This is the time of year when your pet could be vulnerable to a bite from an adder, Britain’s only poisonous snake. It’s easily identified by the zig-zag pattern on its skin and can be found with different colour combinations.
Adders are shy creatures and will usually disappear long before you see them, but at this time of year when they are just coming out of their winter hibernation, they often doze in the sun and their reactions may not be quite so sensitive to your pet’s approach.
If disturbed or frightened by an inquisitive pet, they can react defensively and this is when your pet is at risk of a bite.
If you think your pet has been bitten by an adder, it’s very important to contact us and bring your pet in immediately, as their poison is fast acting.

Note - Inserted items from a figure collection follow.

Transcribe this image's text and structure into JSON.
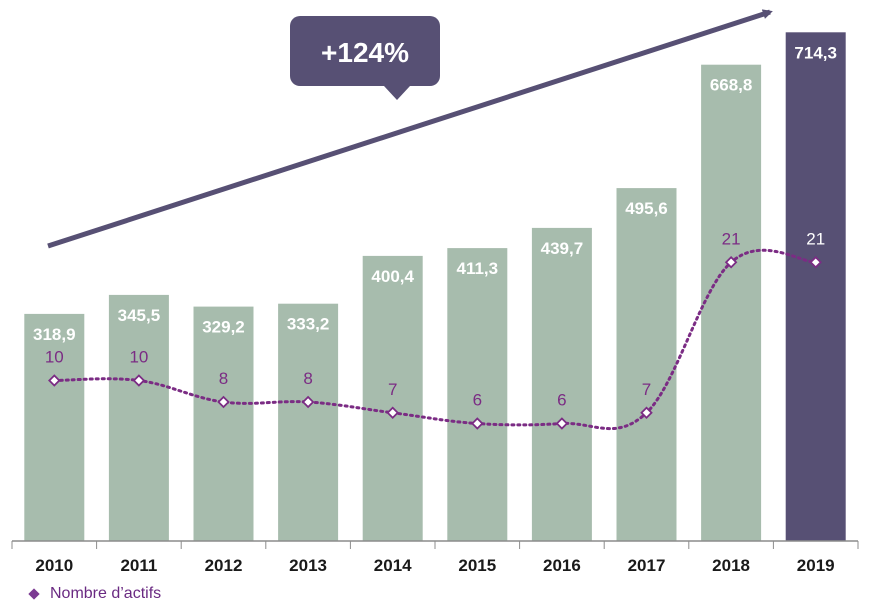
{
  "callout": {
    "text": "+124%"
  },
  "legend": {
    "label": "Nombre d’actifs"
  },
  "colors": {
    "bar": "#a7bcad",
    "bar_highlight": "#575074",
    "line": "#7b2c84",
    "arrow": "#575074",
    "callout_bg": "#575074",
    "count_label": "#7b2c84",
    "count_label_highlight": "#ffffff"
  },
  "chart_data": {
    "type": "bar",
    "title": "",
    "xlabel": "",
    "ylabel": "",
    "ylim": [
      0,
      740
    ],
    "categories": [
      "2010",
      "2011",
      "2012",
      "2013",
      "2014",
      "2015",
      "2016",
      "2017",
      "2018",
      "2019"
    ],
    "series": [
      {
        "type": "bar",
        "values": [
          318.9,
          345.5,
          329.2,
          333.2,
          400.4,
          411.3,
          439.7,
          495.6,
          668.8,
          714.3
        ],
        "labels": [
          "318,9",
          "345,5",
          "329,2",
          "333,2",
          "400,4",
          "411,3",
          "439,7",
          "495,6",
          "668,8",
          "714,3"
        ],
        "highlight_index": 9
      },
      {
        "type": "line",
        "name": "Nombre d’actifs",
        "values": [
          10,
          10,
          8,
          8,
          7,
          6,
          6,
          7,
          21,
          21
        ],
        "labels": [
          "10",
          "10",
          "8",
          "8",
          "7",
          "6",
          "6",
          "7",
          "21",
          "21"
        ]
      }
    ],
    "legend": "bottom-left"
  }
}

Anti-venoms are available, but they can take time to obtain, so the earlier we are informed, the better. So do call us asap, while making arrangements to bring your pet in straight away.
What To Do Immediately
Contact us asap and stay calm meanwhile.
Where possible, carry your pet and do not allow them to walk. Restricting movement will slow the spread of the venom around the body.
Do not tie off or tourniquet the area, as this can cause more harm than good if done incorrectly.
Signs and Symptoms
Look out for the signs and symptoms below – you may not see the bite happen, but your pet will feel the effects.
- Dark coloured wound
- Two puncture marks (possibly)
- Bites are most common on the face and legs
- Pale gums
What to Do Next
Bathing the wound in cold water is good, but don’t delay getting your pet to us or seeking advice.
Don’t approach the snake yourself and risk getting bitten too.
Adders are generally found in areas of sandy soil, moorlands, woodlands and long grass. They also like sunning themselves on rocky hillsides. So keep to paths and your dog on a lead in these areas.
It is a very rare occurrence to see adders and though they can be dangerous if disturbed, it’s important not to approach or harm them in any way. They are an endangered species native to Britain and an important part of our natural wildlife.